Local Government Services: Carers

(asked on 12th June 2015) - View Source

Question to the Department of Health and Social Care:

To ask the Secretary of State for Health, how his Department plans to monitor the costs to local authorities of the Care Act 2014; and if he will make it his policy to provide additional funding to the councils which experience increased demand for their services.


Answered by
Alistair Burt Portrait
Alistair Burt
This question was answered on 22nd June 2015

Local authorities have been provided with £470 million in total for the cost of the new duties in the Care Act 2014 which came into effect in April 2015 and to support them in preparing for the reforms planned for April 2016. The process for assessing the costs was comprehensive and fully involved local government. The new burdens identified have been fully funded.
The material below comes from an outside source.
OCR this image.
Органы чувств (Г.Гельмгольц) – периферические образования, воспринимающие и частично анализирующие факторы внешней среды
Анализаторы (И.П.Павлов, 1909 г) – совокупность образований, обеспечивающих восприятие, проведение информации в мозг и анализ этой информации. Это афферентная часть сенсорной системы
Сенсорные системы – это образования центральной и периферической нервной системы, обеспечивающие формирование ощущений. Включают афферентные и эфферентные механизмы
The National Audit Office (NAO) considered the Department’s approach to supporting delivery of the Care Act reforms, and concluded that this “has been implemented well, and shows good practice from which other programmes could learn.”

In relation to the process of assessing potential costs, the NAO’s report recognises the inherent difficulty of estimating demand, since this is dependent on individual behaviour. As a result, the NAO recognises that the Department’s estimate of the costs of the new rights for carers is based on an assumption that is “as reasonable” (paragraph 3.10) as that of NAO.

The Department has consistently acknowledged the difficulty of estimating these costs precisely, and undertook a cost modelling exercise with around 120 local authorities to review its assumptions. Following that work, the Department agreed with the Association of Directors of Adult Social Services and the Local Government Association a process for the ongoing monitoring of specified demand data in all local authorities from 1 April 2015, based on the areas of most significant risk as identified by local authorities.

The new data collection covers the new burdens from the Care Act 2014 related to carers’ rights, the national minimum eligibility threshold, assessments for self-funders, deferred payment agreements, care and support in prisons, new rights to advocacy and safeguarding. It is being collected quarterly from 1 April 2015 as part of the regular Care Act implementation stocktakes of local authorities and will be reported to the Care and Support Reform Programme Board. It will help local government, in partnership with the Department, to understand whether the demand experienced is consistent with the assumptions made, and to consider cases where additional targeted support may be required.

The Department continues to work directly with local authorities and partners to support effective and efficient implementation, building on the additional £30 million investment support implementation provided in the 2014/15 year.